Kempmann: Ich glaube nicht, dass es in dieser Frage um Subventionen geht. Wir müssen einfach mal sehen, bei der Stromerzeugung geht es auf der einen Seite um elektrische Arbeit, also Kilowattstunden. Und auf der anderen Seite geht es um gesicherte Leistung. Und jetzt reden wir über das Thema gesicherte Leistung, die wir einfach im Netz brauchen zu einer gesicherten Stromversorgung, und diese gesicherte Leitung muss bezahlt werden. Das ist wie eine Art Versicherung. Wenn Sie versichert sein wollen, dann müssen Sie dafür bezahlen.

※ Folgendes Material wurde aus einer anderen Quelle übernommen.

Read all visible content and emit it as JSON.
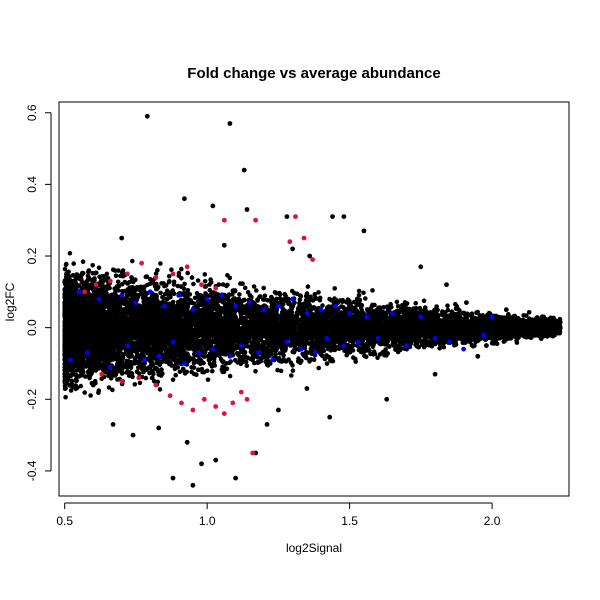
{
  "chart_data": {
    "type": "scatter",
    "title": "Fold change vs average abundance",
    "xlabel": "log2Signal",
    "ylabel": "log2FC",
    "xlim": [
      0.48,
      2.27
    ],
    "ylim": [
      -0.47,
      0.63
    ],
    "x_ticks": [
      0.5,
      1.0,
      1.5,
      2.0
    ],
    "x_tick_labels": [
      "0.5",
      "1.0",
      "1.5",
      "2.0"
    ],
    "y_ticks": [
      -0.4,
      -0.2,
      0.0,
      0.2,
      0.4,
      0.6
    ],
    "y_tick_labels": [
      "-0.4",
      "-0.2",
      "0.0",
      "0.2",
      "0.4",
      "0.6"
    ],
    "grid": false,
    "legend": "none",
    "colors": {
      "all": "#000000",
      "significant_blue": "#0000ff",
      "significant_red": "#dc143c"
    },
    "series": [
      {
        "color": "#000000",
        "bulk_band": {
          "x_from": 0.5,
          "x_to": 2.24,
          "y_center": 0.0,
          "half_width_at_start": 0.13,
          "half_width_at_end": 0.02,
          "approx_points": 9000
        },
        "points": [
          [
            0.79,
            0.59
          ],
          [
            1.08,
            0.57
          ],
          [
            1.13,
            0.44
          ],
          [
            0.92,
            0.36
          ],
          [
            1.02,
            0.34
          ],
          [
            1.14,
            0.33
          ],
          [
            1.28,
            0.31
          ],
          [
            1.44,
            0.31
          ],
          [
            1.48,
            0.31
          ],
          [
            1.36,
            0.2
          ],
          [
            1.06,
            0.23
          ],
          [
            1.55,
            0.27
          ],
          [
            1.75,
            0.17
          ],
          [
            1.84,
            0.12
          ],
          [
            0.7,
            0.25
          ],
          [
            0.98,
            -0.38
          ],
          [
            1.1,
            -0.42
          ],
          [
            0.88,
            -0.42
          ],
          [
            0.95,
            -0.44
          ],
          [
            1.17,
            -0.35
          ],
          [
            1.03,
            -0.37
          ],
          [
            1.21,
            -0.27
          ],
          [
            1.43,
            -0.25
          ],
          [
            1.63,
            -0.2
          ],
          [
            0.67,
            -0.27
          ],
          [
            0.74,
            -0.3
          ],
          [
            0.83,
            -0.28
          ],
          [
            0.93,
            -0.32
          ],
          [
            1.35,
            -0.17
          ],
          [
            1.8,
            -0.13
          ],
          [
            2.22,
            0.01
          ],
          [
            2.2,
            0.02
          ],
          [
            2.18,
            -0.01
          ],
          [
            2.12,
            0.01
          ],
          [
            2.05,
            0.05
          ],
          [
            1.98,
            -0.05
          ],
          [
            1.91,
            0.07
          ],
          [
            1.95,
            -0.08
          ],
          [
            0.52,
            0.08
          ],
          [
            0.51,
            -0.07
          ],
          [
            0.54,
            0.14
          ],
          [
            0.53,
            -0.13
          ],
          [
            0.6,
            -0.16
          ],
          [
            1.25,
            -0.23
          ],
          [
            1.3,
            0.22
          ]
        ]
      },
      {
        "color": "#0000ff",
        "points": [
          [
            0.52,
            -0.09
          ],
          [
            0.55,
            0.1
          ],
          [
            0.58,
            -0.07
          ],
          [
            0.62,
            0.08
          ],
          [
            0.66,
            -0.11
          ],
          [
            0.7,
            0.09
          ],
          [
            0.72,
            -0.05
          ],
          [
            0.75,
            0.07
          ],
          [
            0.78,
            -0.09
          ],
          [
            0.8,
            0.1
          ],
          [
            0.83,
            -0.08
          ],
          [
            0.85,
            0.06
          ],
          [
            0.88,
            -0.04
          ],
          [
            0.9,
            0.09
          ],
          [
            0.92,
            -0.1
          ],
          [
            0.95,
            0.05
          ],
          [
            0.97,
            -0.07
          ],
          [
            1.0,
            0.08
          ],
          [
            1.02,
            -0.06
          ],
          [
            1.05,
            0.09
          ],
          [
            1.08,
            -0.08
          ],
          [
            1.1,
            0.06
          ],
          [
            1.12,
            -0.05
          ],
          [
            1.15,
            0.07
          ],
          [
            1.18,
            -0.07
          ],
          [
            1.2,
            0.05
          ],
          [
            1.23,
            -0.09
          ],
          [
            1.25,
            0.06
          ],
          [
            1.28,
            -0.04
          ],
          [
            1.3,
            0.08
          ],
          [
            1.33,
            -0.06
          ],
          [
            1.35,
            0.04
          ],
          [
            1.38,
            -0.07
          ],
          [
            1.4,
            0.05
          ],
          [
            1.42,
            -0.03
          ],
          [
            1.45,
            0.06
          ],
          [
            1.48,
            -0.05
          ],
          [
            1.5,
            0.04
          ],
          [
            1.53,
            -0.04
          ],
          [
            1.56,
            0.03
          ],
          [
            1.6,
            -0.03
          ],
          [
            1.65,
            0.04
          ],
          [
            1.7,
            -0.05
          ],
          [
            1.75,
            0.03
          ],
          [
            1.8,
            -0.03
          ],
          [
            1.85,
            -0.04
          ],
          [
            1.9,
            -0.06
          ],
          [
            1.97,
            -0.02
          ],
          [
            2.0,
            0.03
          ]
        ]
      },
      {
        "color": "#dc143c",
        "points": [
          [
            1.06,
            0.3
          ],
          [
            1.31,
            0.31
          ],
          [
            1.34,
            0.25
          ],
          [
            1.17,
            0.3
          ],
          [
            1.29,
            0.24
          ],
          [
            1.37,
            0.19
          ],
          [
            0.57,
            0.1
          ],
          [
            0.61,
            0.12
          ],
          [
            0.66,
            0.13
          ],
          [
            0.72,
            0.15
          ],
          [
            0.77,
            0.18
          ],
          [
            0.82,
            0.14
          ],
          [
            0.88,
            0.15
          ],
          [
            0.93,
            0.17
          ],
          [
            0.98,
            0.12
          ],
          [
            1.03,
            0.11
          ],
          [
            0.63,
            -0.13
          ],
          [
            0.7,
            -0.15
          ],
          [
            0.76,
            -0.14
          ],
          [
            0.82,
            -0.16
          ],
          [
            0.87,
            -0.19
          ],
          [
            0.91,
            -0.21
          ],
          [
            0.95,
            -0.23
          ],
          [
            0.99,
            -0.2
          ],
          [
            1.03,
            -0.22
          ],
          [
            1.06,
            -0.24
          ],
          [
            1.09,
            -0.21
          ],
          [
            1.12,
            -0.18
          ],
          [
            1.14,
            -0.2
          ],
          [
            1.16,
            -0.35
          ]
        ]
      }
    ]
  }
}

Das ist keine Subvention, sondern Sie kaufen eine bestimmte Leistung ein. Und genau darum geht es: Wer gesicherte Leistung vorhält, muss dafür auch Geld bekommen können, und das ist das Thema Kapazitätsmärkte. Darüber wird im Moment trefflich gestritten, wie kann so etwas ausgestaltet werden. Das ist auch normal, dass man darüber diskutiert, aber dass wir es brauchen, das ist, glaube ich, inzwischen weitgehend unumstritten. Und wir brauchen es übrigens relativ schnell: Denn Kraftwerksplanungen bis zur Baureife und bis zur Inbetriebnahme dauern 10, 15, 20 Jahre. Und wir entscheiden heute über die Rahmenbedingungen für die Kraftwerke, die in 20 oder in 15 Jahren dann am Netz sein werden und sein müssen. Und diese Entscheidungen müssen schnell kommen.
König: Zum Stand der Energiewende ein Gespräch mit Johannes Kempmann, dem Präsidenten des Bundesverbandes der Energie- und Wasserwirtschaft. Herr Kempmann, ich danke Ihnen!
Kempmann: Schönen Dank, tschüs!
Äußerungen unserer Gesprächspartner geben deren eigene Auffassungen wieder. Deutschlandradio Kultur macht sich Äußerungen seiner Gesprächspartner in Interviews und Diskussionen nicht zu eigen.